Diversamente, si entrerebbe nella contraddizione di escludere dalla portata della norma – dalla manifesta funzione preventiva – “proprio quei soggetti che più di altri sono in grado di condizionare l'operato dei vari operatori del settore (pubblici e privati) e dunque si darebbe vita a situazioni di conflitto che la norma vuol prevenire, ossia i componenti degli organi di amministrazione e controllo” (Cons. Stato, 3415/2017).

Tali rilievi si inseriscono e trovano conferma anche in quel costante orientamento giurisprudenziale per cui le situazioni di conflitto di interessi, nell'ambito dell'ordinamento pubblicistico, non sono tassative, ma possono essere rinvenute volta per volta, in relazione alla violazione dei principi di imparzialità e buon andamento sanciti dall'art. 97 Cost., quando esistano contrasto ed incompatibilità, anche solo potenziali, fra il soggetto e le funzioni che gli vengono attribuite (ex multis, Cons. Stato, n. 5444/2006).

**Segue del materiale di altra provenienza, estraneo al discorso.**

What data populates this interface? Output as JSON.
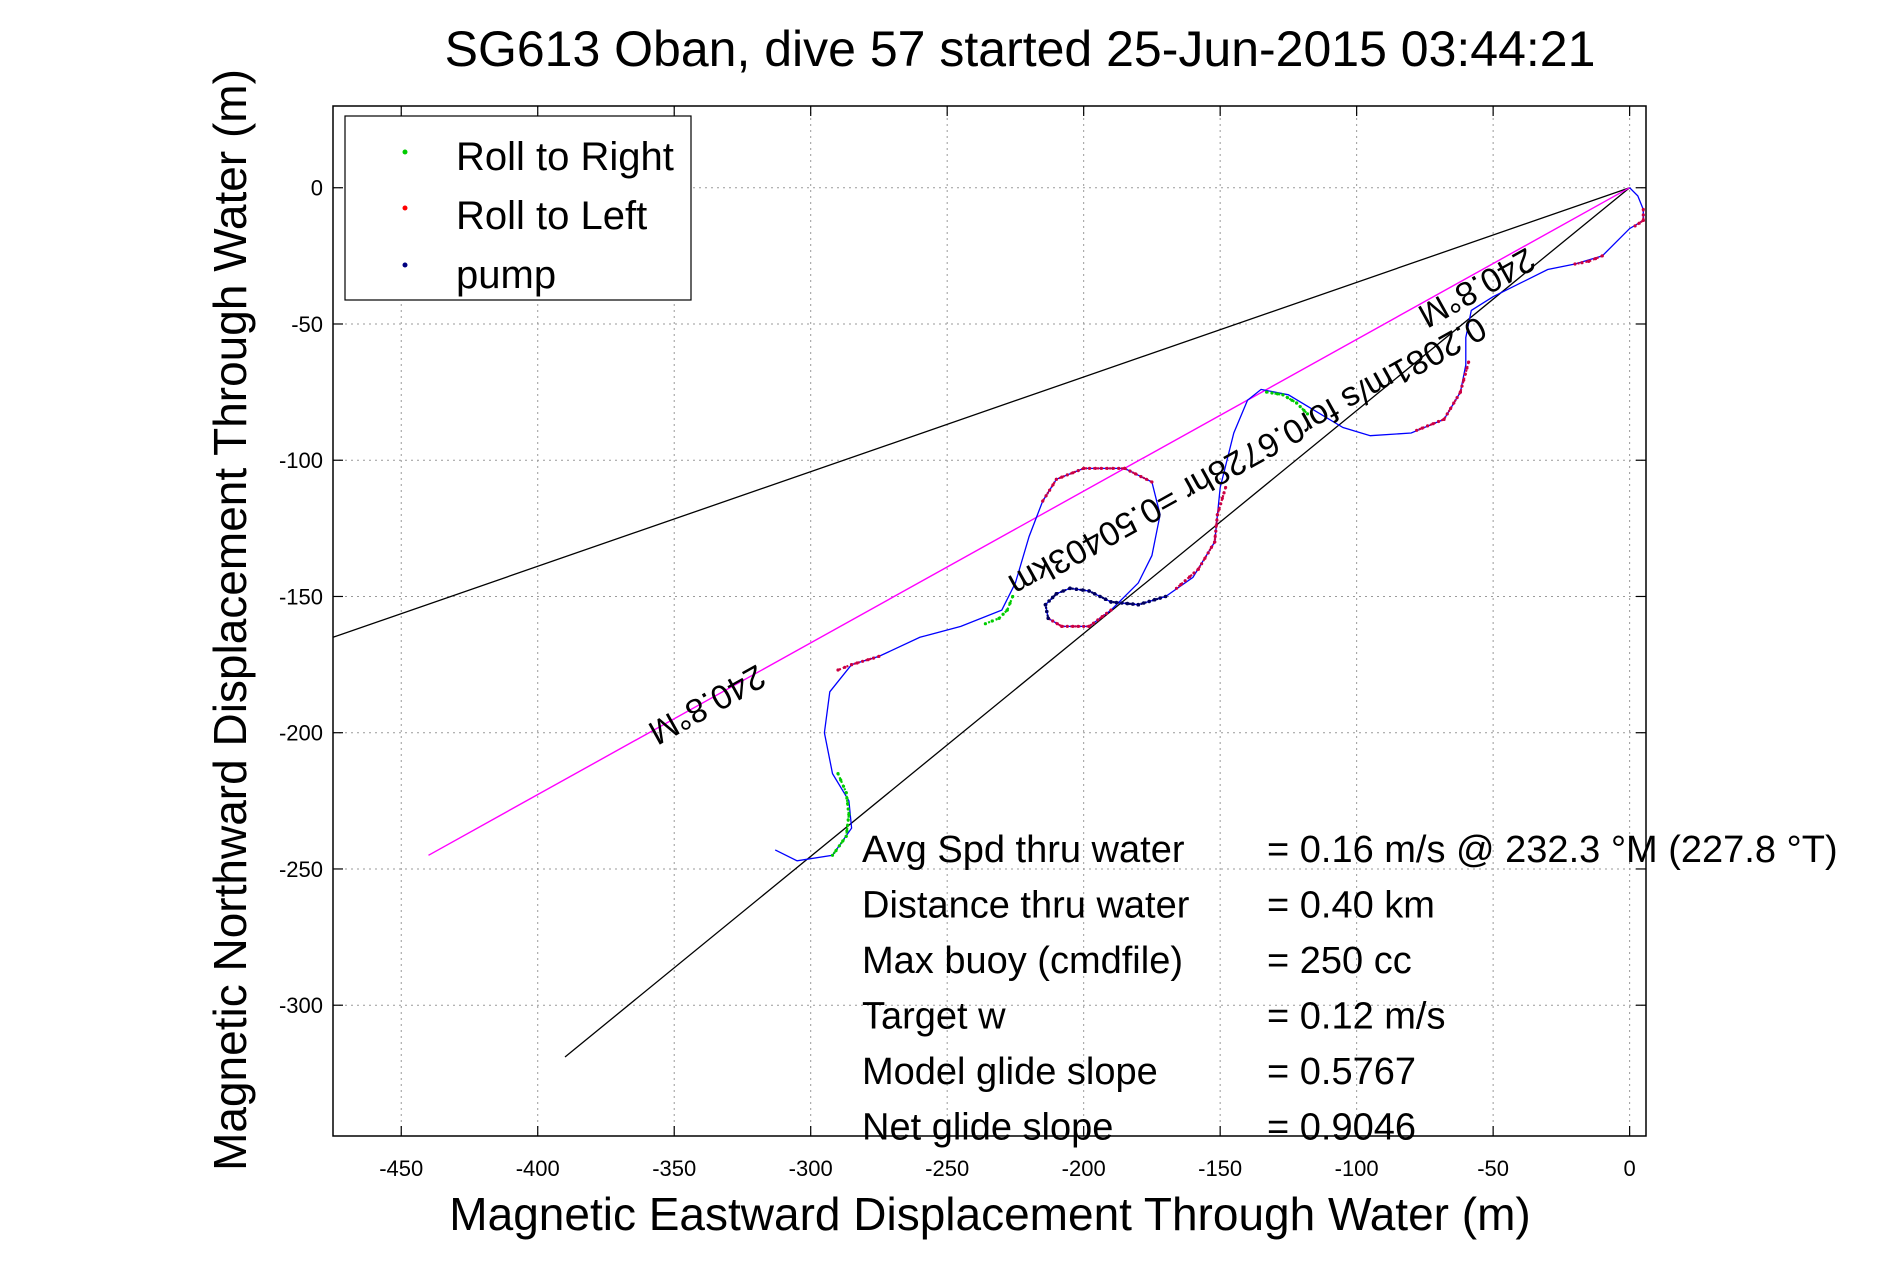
{
  "chart_data": {
    "type": "line",
    "title": "SG613 Oban, dive 57 started 25-Jun-2015 03:44:21",
    "xlabel": "Magnetic Eastward Displacement Through Water (m)",
    "ylabel": "Magnetic Northward Displacement Through Water (m)",
    "xlim": [
      -475,
      6
    ],
    "ylim": [
      -348,
      30
    ],
    "xticks": [
      -450,
      -400,
      -350,
      -300,
      -250,
      -200,
      -150,
      -100,
      -50,
      0
    ],
    "yticks": [
      0,
      -50,
      -100,
      -150,
      -200,
      -250,
      -300
    ],
    "grid": true,
    "legend": {
      "placement": "top-left",
      "entries": [
        {
          "label": "Roll to Right",
          "color": "#00cc00"
        },
        {
          "label": "Roll to Left",
          "color": "#ff0000"
        },
        {
          "label": "pump",
          "color": "#000080"
        }
      ]
    },
    "colors": {
      "track": "#0000ff",
      "heading_line": "#ff00ff",
      "bounds": "#000000",
      "roll_right": "#00cc00",
      "roll_left": "#cc0044",
      "pump": "#000060"
    },
    "track": [
      [
        0,
        0
      ],
      [
        3,
        -3
      ],
      [
        5,
        -8
      ],
      [
        5,
        -12
      ],
      [
        0,
        -15
      ],
      [
        -5,
        -20
      ],
      [
        -10,
        -25
      ],
      [
        -20,
        -28
      ],
      [
        -30,
        -30
      ],
      [
        -40,
        -35
      ],
      [
        -50,
        -40
      ],
      [
        -58,
        -45
      ],
      [
        -60,
        -55
      ],
      [
        -60,
        -65
      ],
      [
        -62,
        -75
      ],
      [
        -68,
        -85
      ],
      [
        -80,
        -90
      ],
      [
        -95,
        -91
      ],
      [
        -105,
        -88
      ],
      [
        -115,
        -82
      ],
      [
        -125,
        -76
      ],
      [
        -135,
        -74
      ],
      [
        -140,
        -78
      ],
      [
        -145,
        -90
      ],
      [
        -150,
        -110
      ],
      [
        -152,
        -130
      ],
      [
        -160,
        -143
      ],
      [
        -170,
        -150
      ],
      [
        -180,
        -153
      ],
      [
        -190,
        -152
      ],
      [
        -198,
        -148
      ],
      [
        -205,
        -147
      ],
      [
        -210,
        -149
      ],
      [
        -214,
        -153
      ],
      [
        -213,
        -158
      ],
      [
        -208,
        -161
      ],
      [
        -198,
        -161
      ],
      [
        -190,
        -155
      ],
      [
        -180,
        -145
      ],
      [
        -175,
        -135
      ],
      [
        -172,
        -120
      ],
      [
        -175,
        -108
      ],
      [
        -185,
        -103
      ],
      [
        -200,
        -103
      ],
      [
        -210,
        -107
      ],
      [
        -215,
        -115
      ],
      [
        -220,
        -128
      ],
      [
        -225,
        -145
      ],
      [
        -230,
        -155
      ],
      [
        -245,
        -161
      ],
      [
        -260,
        -165
      ],
      [
        -275,
        -172
      ],
      [
        -285,
        -175
      ],
      [
        -293,
        -185
      ],
      [
        -295,
        -200
      ],
      [
        -292,
        -215
      ],
      [
        -286,
        -225
      ],
      [
        -285,
        -235
      ],
      [
        -292,
        -245
      ],
      [
        -305,
        -247
      ],
      [
        -313,
        -243
      ]
    ],
    "roll_right": [
      [
        [
          -133,
          -75
        ],
        [
          -127,
          -76
        ],
        [
          -122,
          -79
        ],
        [
          -118,
          -83
        ]
      ],
      [
        [
          -226,
          -150
        ],
        [
          -228,
          -155
        ],
        [
          -231,
          -158
        ],
        [
          -236,
          -160
        ]
      ],
      [
        [
          -290,
          -215
        ],
        [
          -287,
          -222
        ],
        [
          -286,
          -230
        ],
        [
          -287,
          -238
        ],
        [
          -292,
          -245
        ]
      ]
    ],
    "roll_left": [
      [
        [
          5,
          -8
        ],
        [
          5,
          -12
        ],
        [
          2,
          -14
        ]
      ],
      [
        [
          -10,
          -25
        ],
        [
          -15,
          -27
        ],
        [
          -20,
          -28
        ]
      ],
      [
        [
          -59,
          -64
        ],
        [
          -62,
          -75
        ],
        [
          -68,
          -85
        ],
        [
          -78,
          -89
        ]
      ],
      [
        [
          -148,
          -110
        ],
        [
          -151,
          -120
        ],
        [
          -152,
          -130
        ],
        [
          -158,
          -140
        ],
        [
          -166,
          -147
        ]
      ],
      [
        [
          -175,
          -108
        ],
        [
          -185,
          -103
        ],
        [
          -200,
          -103
        ],
        [
          -210,
          -107
        ],
        [
          -215,
          -115
        ]
      ],
      [
        [
          -190,
          -155
        ],
        [
          -198,
          -161
        ],
        [
          -208,
          -161
        ],
        [
          -213,
          -158
        ]
      ],
      [
        [
          -275,
          -172
        ],
        [
          -285,
          -175
        ],
        [
          -290,
          -177
        ]
      ]
    ],
    "pump": [
      [
        [
          -170,
          -150
        ],
        [
          -180,
          -153
        ],
        [
          -190,
          -152
        ],
        [
          -198,
          -148
        ],
        [
          -205,
          -147
        ],
        [
          -210,
          -149
        ],
        [
          -214,
          -153
        ],
        [
          -213,
          -158
        ]
      ]
    ],
    "lines": {
      "heading_line": [
        [
          0,
          0
        ],
        [
          -440,
          -245
        ]
      ],
      "bound_upper": [
        [
          0,
          0
        ],
        [
          -475,
          -165
        ]
      ],
      "bound_lower": [
        [
          0,
          0
        ],
        [
          -390,
          -319
        ]
      ]
    },
    "heading_labels": [
      {
        "text": "240.8°M",
        "x": -58,
        "y": -33
      },
      {
        "text": "240.8°M",
        "x": -340,
        "y": -186
      },
      {
        "text": "0.2081m/s for0.6728hr =0.50403km",
        "x": -142,
        "y": -95
      }
    ],
    "annotations": [
      {
        "label": "Avg Spd thru water",
        "value": "=  0.16 m/s @ 232.3 °M (227.8 °T)"
      },
      {
        "label": "Distance thru water",
        "value": "=  0.40 km"
      },
      {
        "label": "Max buoy (cmdfile)",
        "value": "= 250 cc"
      },
      {
        "label": "Target w",
        "value": "= 0.12 m/s"
      },
      {
        "label": "Model glide slope",
        "value": "= 0.5767"
      },
      {
        "label": "Net glide slope",
        "value": "= 0.9046"
      }
    ]
  }
}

Di conseguenza, al di là delle singole disposizioni normative, ogni situazione che determini un contrasto, anche solo potenziale, tra il soggetto e le funzioni attribuitegli, deve comunque ritenersi rilevante a tal fine; in buona sostanza “ogni Pubblica Amministrazione deve conformare la propria immagine, prima ancora che la propria azione, al principio generale di imparzialità e di trasparenza ex art. 97 Cost., tanto che le regole sull'incompatibilità, oltre ad assicurare l'imparzialità dell'azione amministrativa, sono rivolte ad assicurare il prestigio della Pubblica Amministrazione ponendola al di sopra di ogni sospetto, indipendentemente dal fatto che la situazione incompatibile abbia in concreto creato o non un risultato illegittimo” (Cons. Stato, n. 563/2004).

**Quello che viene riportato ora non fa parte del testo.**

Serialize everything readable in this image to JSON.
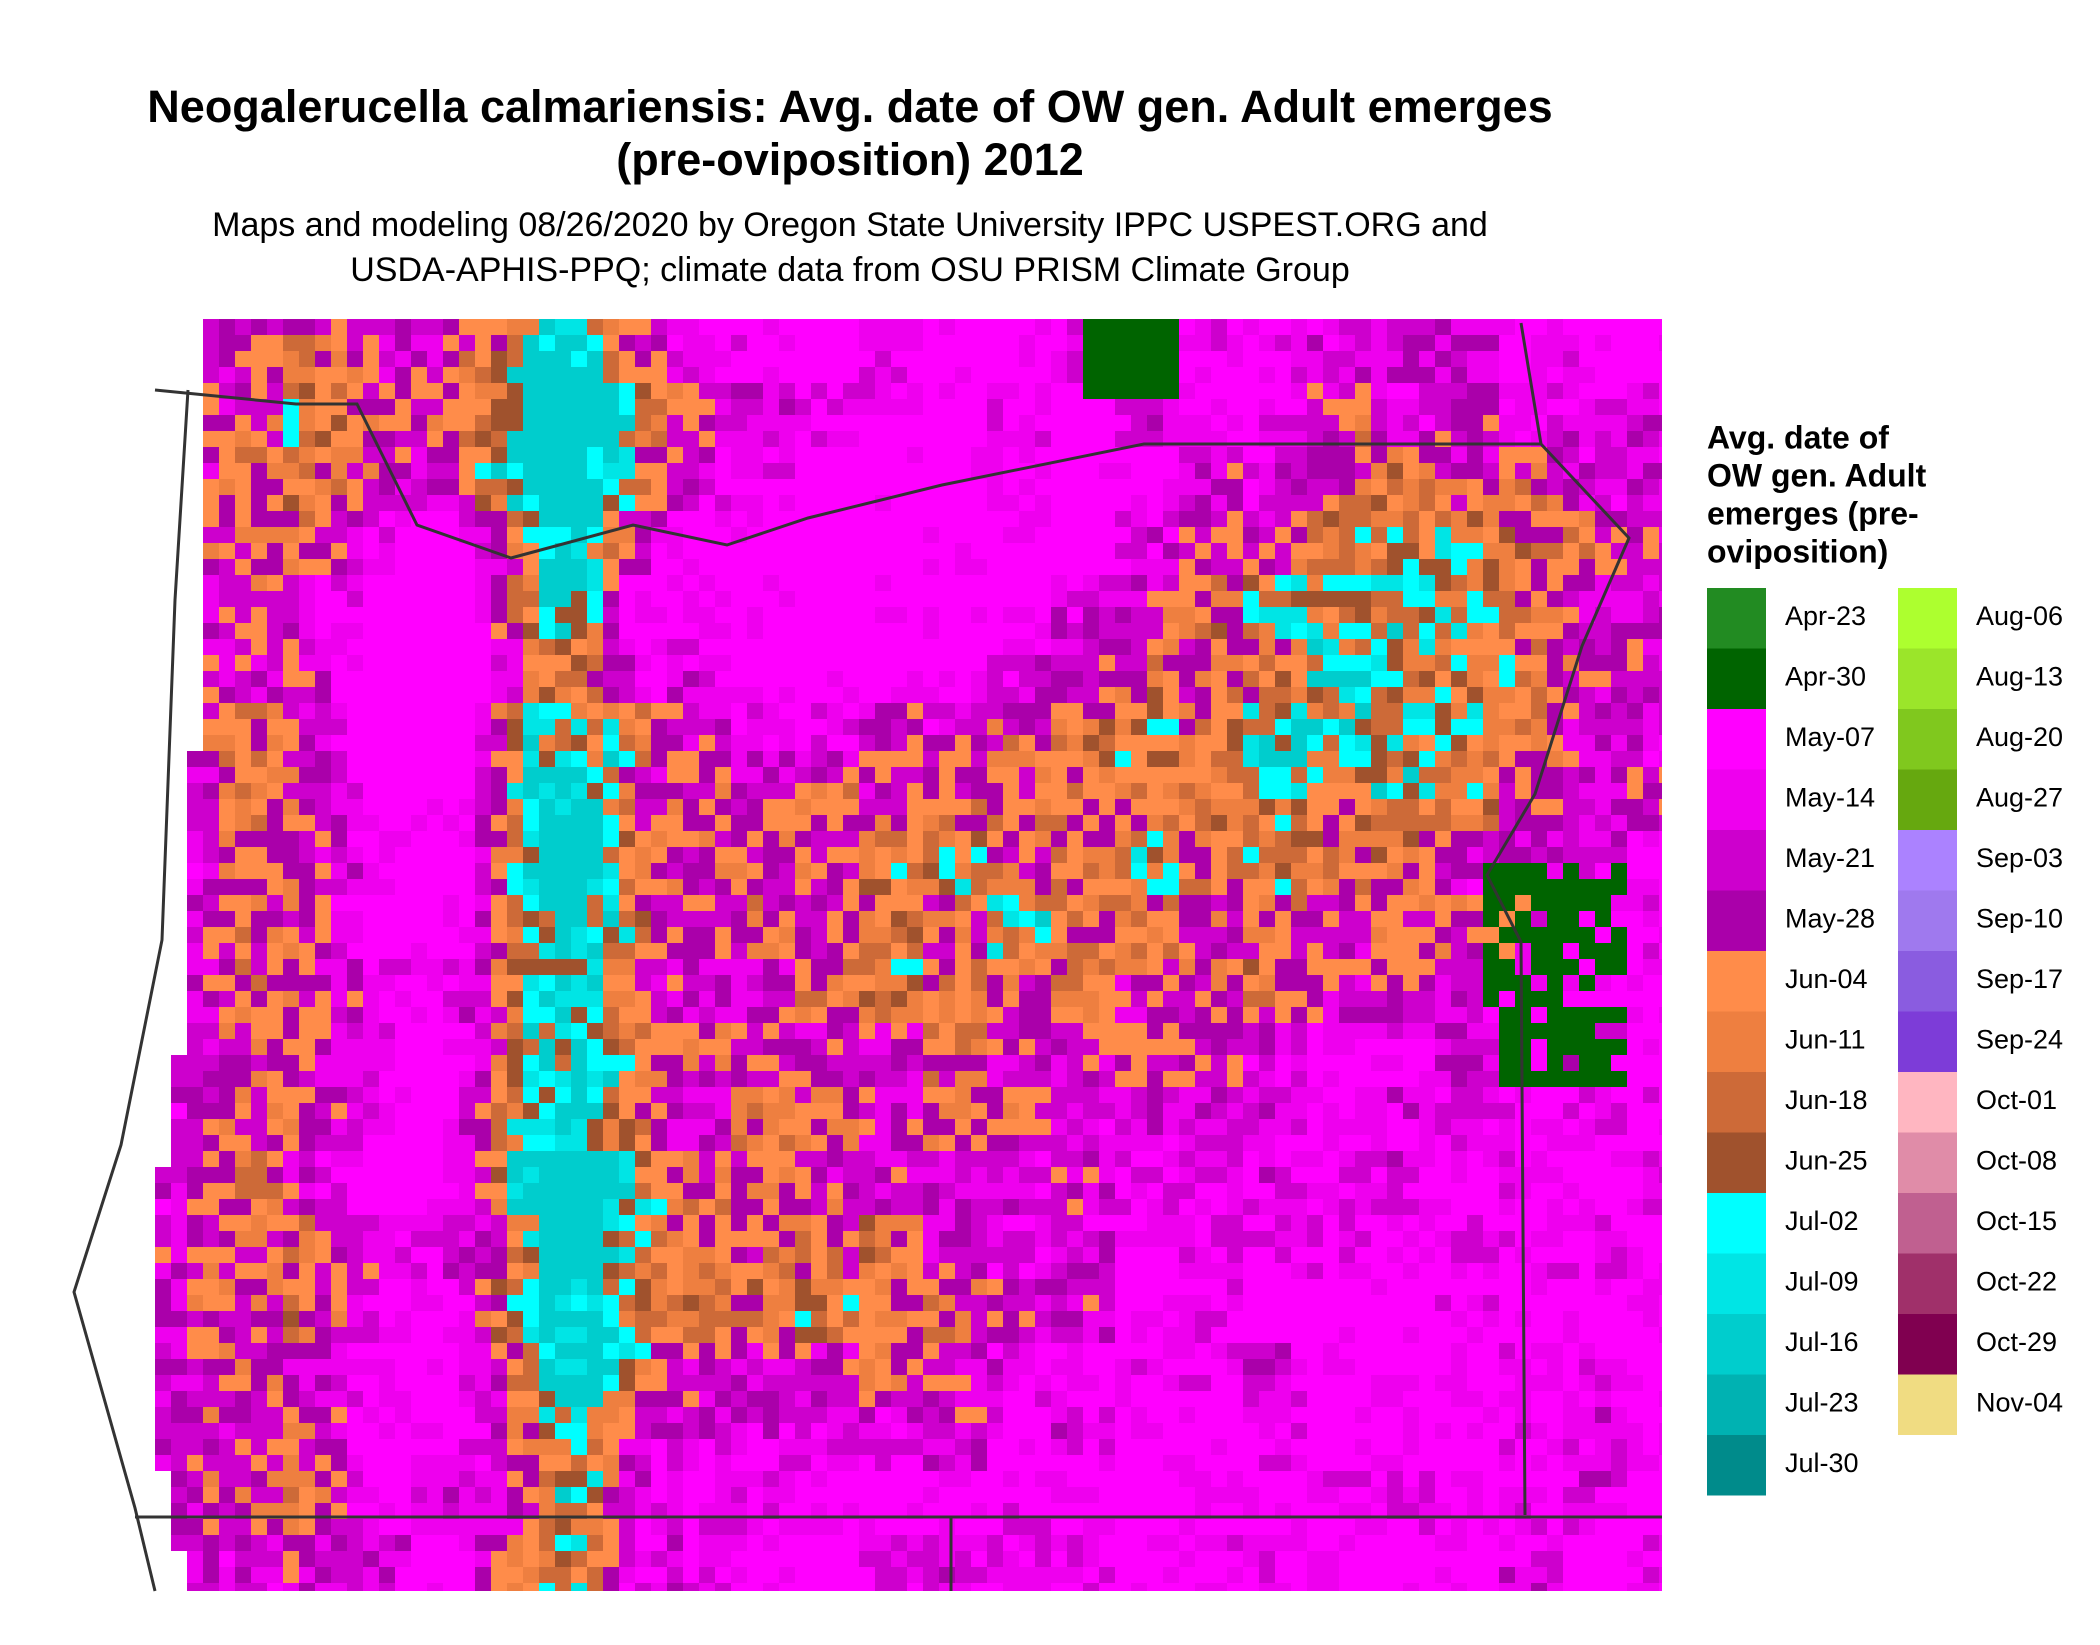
{
  "title": [
    "Neogalerucella calmariensis: Avg. date of OW gen. Adult emerges",
    "(pre-oviposition) 2012"
  ],
  "subtitle": [
    "Maps and modeling 08/26/2020 by Oregon State University IPPC USPEST.ORG and",
    "USDA-APHIS-PPQ; climate data from OSU PRISM Climate Group"
  ],
  "legend": {
    "title": [
      "Avg. date of",
      "OW gen. Adult",
      "emerges (pre-",
      "oviposition)"
    ],
    "items": [
      {
        "label": "Apr-23",
        "color": "#228b22"
      },
      {
        "label": "Apr-30",
        "color": "#006400"
      },
      {
        "label": "May-07",
        "color": "#ff00ff"
      },
      {
        "label": "May-14",
        "color": "#ee00ee"
      },
      {
        "label": "May-21",
        "color": "#cd00cd"
      },
      {
        "label": "May-28",
        "color": "#aa00aa"
      },
      {
        "label": "Jun-04",
        "color": "#ff8c4a"
      },
      {
        "label": "Jun-11",
        "color": "#ee7f40"
      },
      {
        "label": "Jun-18",
        "color": "#cd6a38"
      },
      {
        "label": "Jun-25",
        "color": "#a0522d"
      },
      {
        "label": "Jul-02",
        "color": "#00ffff"
      },
      {
        "label": "Jul-09",
        "color": "#00e5e5"
      },
      {
        "label": "Jul-16",
        "color": "#00cdcd"
      },
      {
        "label": "Jul-23",
        "color": "#00b2b2"
      },
      {
        "label": "Jul-30",
        "color": "#008b8b"
      },
      {
        "label": "Aug-06",
        "color": "#adff2f"
      },
      {
        "label": "Aug-13",
        "color": "#9be52a"
      },
      {
        "label": "Aug-20",
        "color": "#80c81e"
      },
      {
        "label": "Aug-27",
        "color": "#66a80f"
      },
      {
        "label": "Sep-03",
        "color": "#ab82ff"
      },
      {
        "label": "Sep-10",
        "color": "#9f79ee"
      },
      {
        "label": "Sep-17",
        "color": "#8a5ce0"
      },
      {
        "label": "Sep-24",
        "color": "#7d3cd8"
      },
      {
        "label": "Oct-01",
        "color": "#ffb6c1"
      },
      {
        "label": "Oct-08",
        "color": "#e08ca8"
      },
      {
        "label": "Oct-15",
        "color": "#c06090"
      },
      {
        "label": "Oct-22",
        "color": "#a0306a"
      },
      {
        "label": "Oct-29",
        "color": "#800050"
      },
      {
        "label": "Nov-04",
        "color": "#f0dc82"
      }
    ]
  }
}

Le conclusioni del TAR. Ciò brevemente premesso, nel respingere le doglianze della ricorrente, il TAR ha preliminarmente rilevato come l'ampia portata dell'art. 42 del Codice dei contratti pubblici “consente di ricomprendere nel suo ambito di applicazione tutti coloro che, anche senza averne titolo, e con qualsiasi modalità, e non necessariamente per conto della stazione appaltante, senza intervenire nella procedura, ma, anche dall'esterno, siano in grado di influenzarne il risultato”, tenendo, peraltro, conto che per l'insorgenza del conflitto, non è necessario che si concretizzi uno situazione di vantaggio, essendo, invece, sufficiente “il solo pericolo di pregiudizio che la situazione conflittuale possa determinare: si tratta, dunque, di una norma di pericolo”.

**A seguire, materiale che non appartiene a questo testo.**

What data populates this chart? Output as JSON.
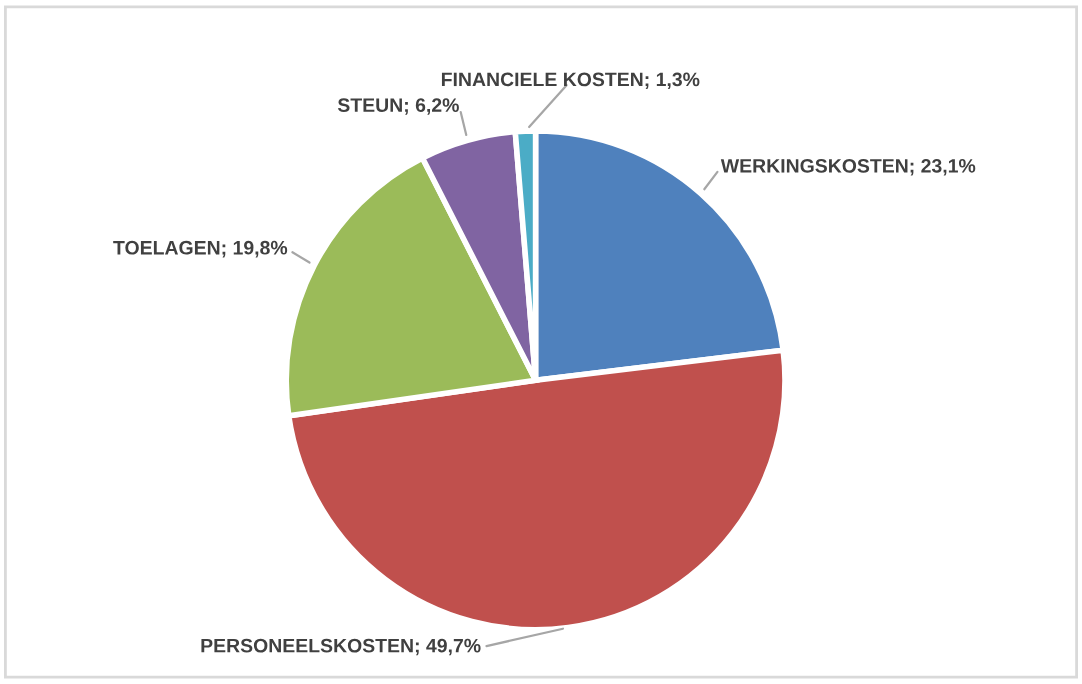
{
  "chart_data": {
    "type": "pie",
    "categories": [
      "WERKINGSKOSTEN",
      "PERSONEELSKOSTEN",
      "TOELAGEN",
      "STEUN",
      "FINANCIELE KOSTEN"
    ],
    "values": [
      23.1,
      49.7,
      19.8,
      6.2,
      1.3
    ],
    "value_labels": [
      "23,1%",
      "49,7%",
      "19,8%",
      "6,2%",
      "1,3%"
    ],
    "colors": [
      "#4f81bd",
      "#c0504d",
      "#9bbb59",
      "#8064a2",
      "#4bacc6"
    ],
    "legend": false
  }
}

Né può soccorrere, con riferimento al caso di specie, la particolare previsione dell'art. 24, comma 7, del d.lgs. n. 50/2016, il quale ammette la possibilità di dimostrare l'assenza di una situazione di vantaggio derivante dal conflitto di interessi, ma solo con riferimento al caso in cui si tratti di progettisti che, dopo aver collaborato all'attività di progettazione, partecipino essi stessi.